A thorough history and exam is necessary to define the specific cause. Lab tests may prove helpful to rule out underlying issues such as an autoimmune disease, diabetes, thyroid issues. X-rays can’t delineate soft tissue issues such as cysts, sprains, strains, but they can show swelling and bony, arthritic changes. But just because an X-ray shows significant damage in a joint doesn’t mean that will translate into symptoms. Many times a horribly arthritic joint is pain free. Tests performed on routine examinations such as a tinsel’s, phalen’s, Finkelstein, adson’s or an EMG/ NCV study, ultrasound or MRI can help delineate between the different types of causes for thumb pain
Trouble grasping, pinching, gripping with the affected thumb. Swelling, stiffness, pain, loss of motion, deformities, masses, nodules.

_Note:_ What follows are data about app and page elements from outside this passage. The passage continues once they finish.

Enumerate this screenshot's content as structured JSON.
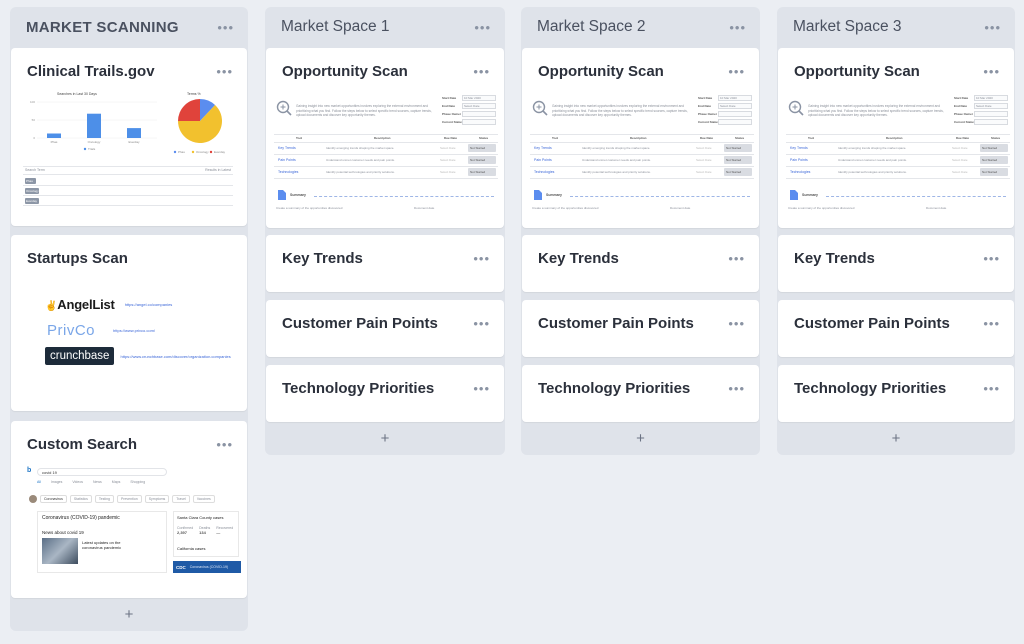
{
  "columns": [
    {
      "title": "MARKET SCANNING",
      "cards": [
        {
          "title": "Clinical Trails.gov",
          "preview": {
            "bar_chart_title": "Searches in Last 30 Days",
            "bar_categories": [
              "Phas",
              "Oncology",
              "Everday"
            ],
            "bar_values": [
              5,
              27,
              11
            ],
            "bar_y_ticks": [
              "100",
              "50",
              "0"
            ],
            "legend_label": "Trials",
            "pie_title": "Terms %",
            "pie_segments": [
              {
                "label": "Phas",
                "value": 12,
                "color": "#5b8def"
              },
              {
                "label": "Oncology",
                "value": 63,
                "color": "#f2c12e"
              },
              {
                "label": "Everday",
                "value": 25,
                "color": "#e0433b"
              }
            ],
            "table_header_left": "Search Term",
            "table_header_right": "Results in Latest",
            "table_rows": [
              "Phas",
              "Oncology",
              "Everday"
            ]
          }
        },
        {
          "title": "Startups Scan",
          "links": [
            {
              "logo": "AngelList",
              "url": "https://angel.co/companies"
            },
            {
              "logo": "PrivCo",
              "url": "https://www.privco.com/"
            },
            {
              "logo": "crunchbase",
              "url": "https://www.crunchbase.com/discover/organization.companies"
            }
          ]
        },
        {
          "title": "Custom Search",
          "preview": {
            "query": "covid 19",
            "tabs": [
              "All",
              "Images",
              "Videos",
              "News",
              "Maps",
              "Shopping"
            ],
            "chips": [
              "Coronavirus",
              "Statistics",
              "Testing",
              "Prevention",
              "Symptoms",
              "Travel",
              "Vaccines"
            ],
            "result_title": "Coronavirus (COVID-19) pandemic",
            "news_title": "News about covid 19",
            "news_headline": "Latest updates on the coronavirus pandemic",
            "side_title": "Santa Clara County cases",
            "stats": [
              {
                "label": "Confirmed",
                "value": "2,397"
              },
              {
                "label": "Deaths",
                "value": "134"
              },
              {
                "label": "Recovered",
                "value": "—"
              }
            ],
            "side_title2": "California cases",
            "cdc_label": "CDC",
            "cdc_text": "Coronavirus (COVID-19)"
          }
        }
      ],
      "add_label": "+"
    },
    {
      "title": "Market Space 1",
      "cards": [
        {
          "title": "Opportunity Scan"
        },
        {
          "title": "Key Trends"
        },
        {
          "title": "Customer Pain Points"
        },
        {
          "title": "Technology Priorities"
        }
      ],
      "add_label": "+"
    },
    {
      "title": "Market Space 2",
      "cards": [
        {
          "title": "Opportunity Scan"
        },
        {
          "title": "Key Trends"
        },
        {
          "title": "Customer Pain Points"
        },
        {
          "title": "Technology Priorities"
        }
      ],
      "add_label": "+"
    },
    {
      "title": "Market Space 3",
      "cards": [
        {
          "title": "Opportunity Scan"
        },
        {
          "title": "Key Trends"
        },
        {
          "title": "Customer Pain Points"
        },
        {
          "title": "Technology Priorities"
        }
      ],
      "add_label": "+"
    }
  ],
  "opportunity_preview": {
    "intro": "Gaining insight into new market opportunities involves exploring the external environment and prioritizing what you find. Follow the steps below to select specific trend sources, capture trends, upload documents and discover key opportunity themes.",
    "side_fields": [
      "Start Date",
      "End Date",
      "Phase Owner",
      "Current Status"
    ],
    "side_values": [
      "10 Mar 2020",
      "Select Date",
      "",
      ""
    ],
    "table_headers": [
      "Tool",
      "Description",
      "Due Date",
      "Status"
    ],
    "rows": [
      {
        "tool": "Key Trends",
        "desc": "Identify emerging trends shaping the market space.",
        "due": "Select Date",
        "status": "Not Started"
      },
      {
        "tool": "Pain Points",
        "desc": "Understand unmet customer needs and pain points.",
        "due": "Select Date",
        "status": "Not Started"
      },
      {
        "tool": "Technologies",
        "desc": "Identify potential technologies and priority solutions.",
        "due": "Select Date",
        "status": "Not Started"
      }
    ],
    "summary_label": "Summary",
    "summary_text": "Create a summary of the opportunities discovered",
    "footer_text": "Document date"
  },
  "icons": {
    "menu": "ellipsis-icon",
    "search": "magnifier-icon",
    "doc": "document-icon"
  }
}
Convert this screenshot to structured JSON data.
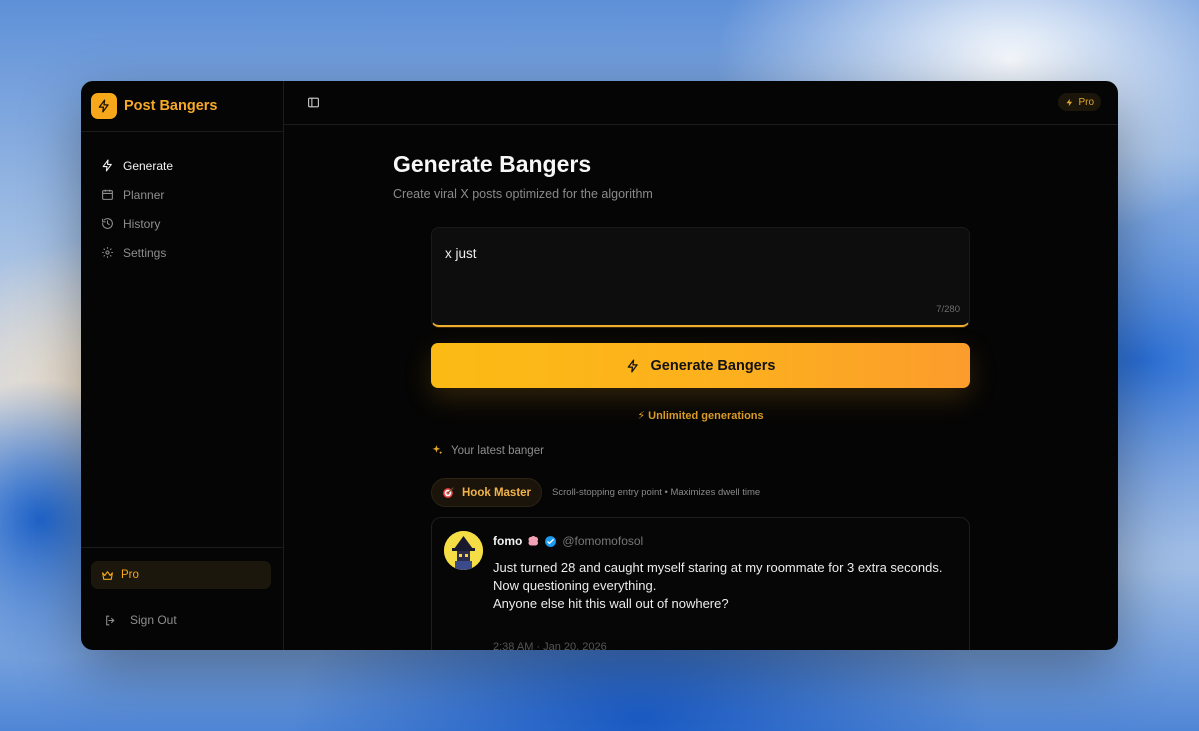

It depends on what’s causing the pain and its severity. When acute or mild remember RICE:
- Rest the thumb for 48 hours
- Ice it immediately after injury or with an acute complaint. Use cold packs (see post on how to make your own) 20 minutes at one time several times throughout the day. Wrap it in a towel to prevent burning the skin.
- Compress. Wear an elastic bandage, over the counter splint, or ace wrap to reduce swelling and add stability and protection to the joint.
- Elevate your thumb to decrease swelling. Make sure it’s above your heart for the most benefit.
If not contraindicated, try a few days of over the counter non steroidal anti-inflammatiories (NSAIDs).
Change the way you perform activities that improperly stress the thumb.
Make a fist- touch the thumb to the base of the 5th finger, repetitively touch the thumb to the tips of all the fingers. Make an “OK” sign with your thumb and other fingers. When the symptoms persist, see your provider. They may offer: steroids, injections, topicals ointments, creams, gels (see posts), physical therapy, or when appropriate, surgical options.
Thumb pain can be caused by a variety of concerns. From repetitive motion activities, to trauma, to underlying diseases. Whatever the reason- if rest, altering the offending behavior, or other home remedies do not alleviate the pain, get it evaluated to find the best treatment option for your situation.